Generating random letter grids:  I originally generated letters for the Generate Random Grid button  by using only the Random function;  Ch := char(ord('A')+random(26)) will make the same number of each letter, e.g. as many "X"s as "E"s which didn't seem to be the best way to do the job.  I went to Wikipedia and found a table of typical letter distributions in English text.  About 12% of the letters are "E"s, but only  0.2% are "X"s. There is an established way to convert from a Uniform distribution to another arbitrary distribution. First we'll make a cumulative distribution table that for each X contains a Y value which is the probability that a random sample is less than X.  Now if we take a random number N between 0 and 1 and find the last Y value in the table that is greater N, that X is the output value.  As a simple example, assume that we only have 4 letters and the probabilities are A: 10% , B:20%, C:50%, DL 20%, then we could make a cumulative distribution table with values (10, 30, 80, 100) for ("A", "B", "C", "D").  Now it's easy to see that if we generate uniform random numbers from 0 to 100, 10% of them would be less than 10 (an "A"), 20% would be between 10 and 30 ("B"),  50% would be between 30 and 80 ("C") and the other 20% would be between 80 and 100 ("D").    This is the basis for generating the letters in the grid with relative frequencies matching their occurrence in English text.
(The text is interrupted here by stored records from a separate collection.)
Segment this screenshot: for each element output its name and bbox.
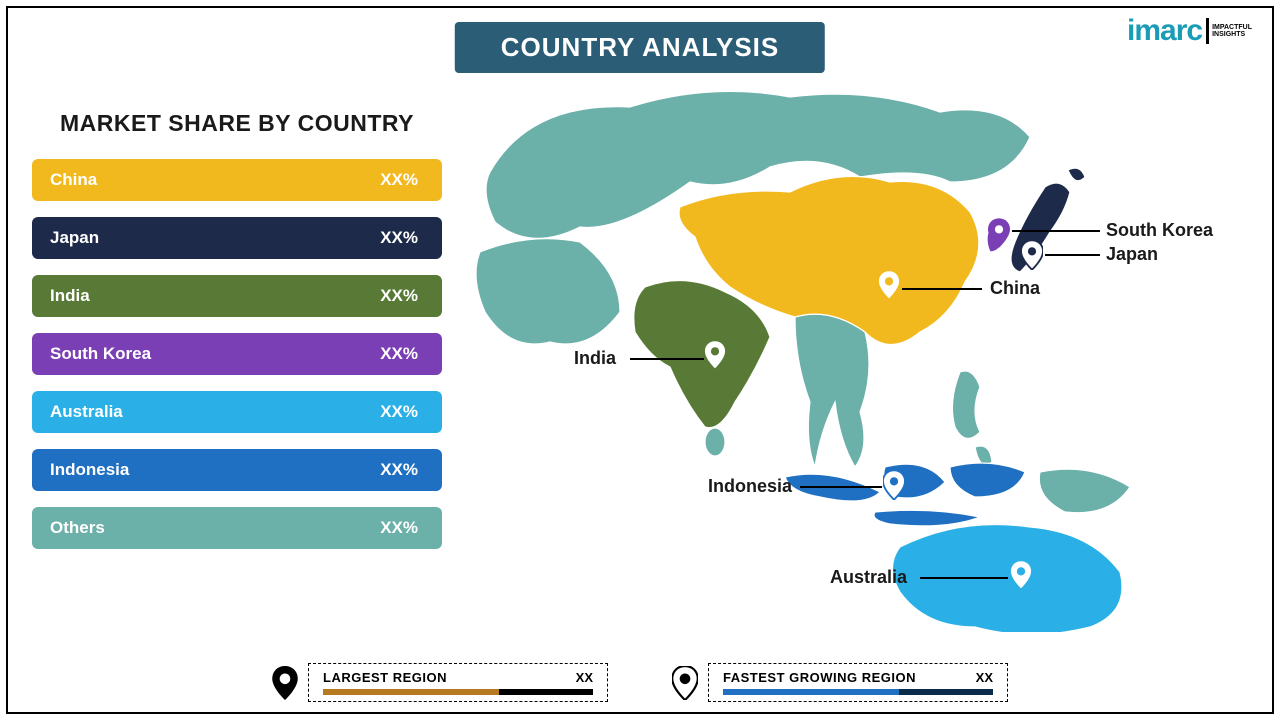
bar-row-indonesia: Indonesia XX% (32, 449, 442, 491)
bar-value: XX% (380, 518, 418, 538)
bar-row-japan: Japan XX% (32, 217, 442, 259)
bar-label: Indonesia (50, 460, 129, 480)
bar-value: XX% (380, 228, 418, 248)
bar-label: Australia (50, 402, 123, 422)
logo-tagline: IMPACTFUL INSIGHTS (1212, 24, 1252, 38)
page-title: COUNTRY ANALYSIS (455, 22, 825, 73)
bar-label: Japan (50, 228, 99, 248)
pin-outline-icon (672, 666, 698, 700)
pin-australia (1010, 560, 1032, 590)
label-japan: Japan (1106, 244, 1158, 265)
pin-india (704, 340, 726, 370)
bar-row-others: Others XX% (32, 507, 442, 549)
map-region-india (634, 281, 770, 428)
leader-indonesia (800, 486, 882, 488)
label-china: China (990, 278, 1040, 299)
label-australia: Australia (830, 567, 907, 588)
bar-label: South Korea (50, 344, 151, 364)
asia-pacific-map: China India South Korea Japan Indonesia … (470, 72, 1230, 632)
leader-japan (1045, 254, 1100, 256)
legend-box-fastest: FASTEST GROWING REGION XX (708, 663, 1008, 702)
legend-bar-largest (323, 689, 593, 695)
legend: LARGEST REGION XX FASTEST GROWING REGION… (0, 663, 1280, 702)
legend-box-largest: LARGEST REGION XX (308, 663, 608, 702)
pin-japan (1021, 240, 1043, 270)
bar-row-australia: Australia XX% (32, 391, 442, 433)
label-south-korea: South Korea (1106, 220, 1213, 241)
logo-divider (1206, 18, 1209, 44)
legend-value-largest: XX (576, 670, 593, 685)
bar-row-china: China XX% (32, 159, 442, 201)
logo-text: imarc (1127, 14, 1202, 48)
panel-heading: MARKET SHARE BY COUNTRY (32, 110, 442, 137)
pin-solid-icon (272, 666, 298, 700)
label-indonesia: Indonesia (708, 476, 792, 497)
legend-fastest: FASTEST GROWING REGION XX (672, 663, 1008, 702)
pin-china (878, 270, 900, 300)
leader-australia (920, 577, 1008, 579)
bar-label: Others (50, 518, 105, 538)
bar-list: ChinaXX%JapanXX%IndiaXX%South KoreaXX%Au… (32, 159, 442, 549)
leader-india (630, 358, 704, 360)
bar-value: XX% (380, 460, 418, 480)
label-india: India (574, 348, 616, 369)
legend-bar-fastest (723, 689, 993, 695)
legend-value-fastest: XX (976, 670, 993, 685)
brand-logo: imarc IMPACTFUL INSIGHTS (1127, 14, 1252, 48)
legend-largest: LARGEST REGION XX (272, 663, 608, 702)
leader-skorea (1012, 230, 1100, 232)
map-region-indonesia (785, 463, 1025, 526)
legend-title-largest: LARGEST REGION (323, 670, 447, 685)
pin-south-korea (988, 218, 1010, 248)
leader-china (902, 288, 982, 290)
bar-label: India (50, 286, 90, 306)
bar-row-india: India XX% (32, 275, 442, 317)
pin-indonesia (883, 470, 905, 500)
bar-value: XX% (380, 344, 418, 364)
bar-label: China (50, 170, 97, 190)
bar-value: XX% (380, 170, 418, 190)
bar-value: XX% (380, 402, 418, 422)
bar-row-south-korea: South Korea XX% (32, 333, 442, 375)
legend-title-fastest: FASTEST GROWING REGION (723, 670, 916, 685)
bar-value: XX% (380, 286, 418, 306)
market-share-panel: MARKET SHARE BY COUNTRY China XX% Japan XX%… (32, 110, 442, 565)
April 17, 2011:  Version 2 was posted today implementing the partial words lookup suggestion.  A new "LookupPartial" function was added to theTDic class in our  UDict unit.  It returns true of there is at word within the specified word length range which begins with the passed letters.  This truncates most of the search without following all possible paths to the full word length.  It seems to work because the  search time for the default puzzle was reduced from 35 seconds to 4 seconds!  

Other changes were made and partially tested to handle the dictionary operations under Delphi XE where string formats have changed.  Alphabetgrid will now compile and run OK under either D7 or D_XE Starter. 

 The DFFLIB library file has not yet been updated to include the new UDict changes, but I did temporarily add UDict to the source code download below as an interim  measure.   

September 1, 2011:  Version 3 adds a new Mensa calendar puzzle and includes a critical piece that was missing from the previous versions: saving and restoring the clues!  The new puzzle is included in the download as file Mensa_AlphaGrid_Puzzle_08_30_2011.txt. 

In another small change the Search button now returns words that are candidates for being part of the solution  in alphabetical order.

 

Running/Exploring the Program 

bulletDownload source
bulletDownload  executable

Suggestions for Further Explorations

April, 2011 Done! Adding a "partial" word search to the Tdic dictionary class should dramatically improve search speeds.  The program must currently form an entire letter string before checking to see if  it is a valid word.  A partial word search would allow pruning the search as soon as there were no words starting with the letters added so far.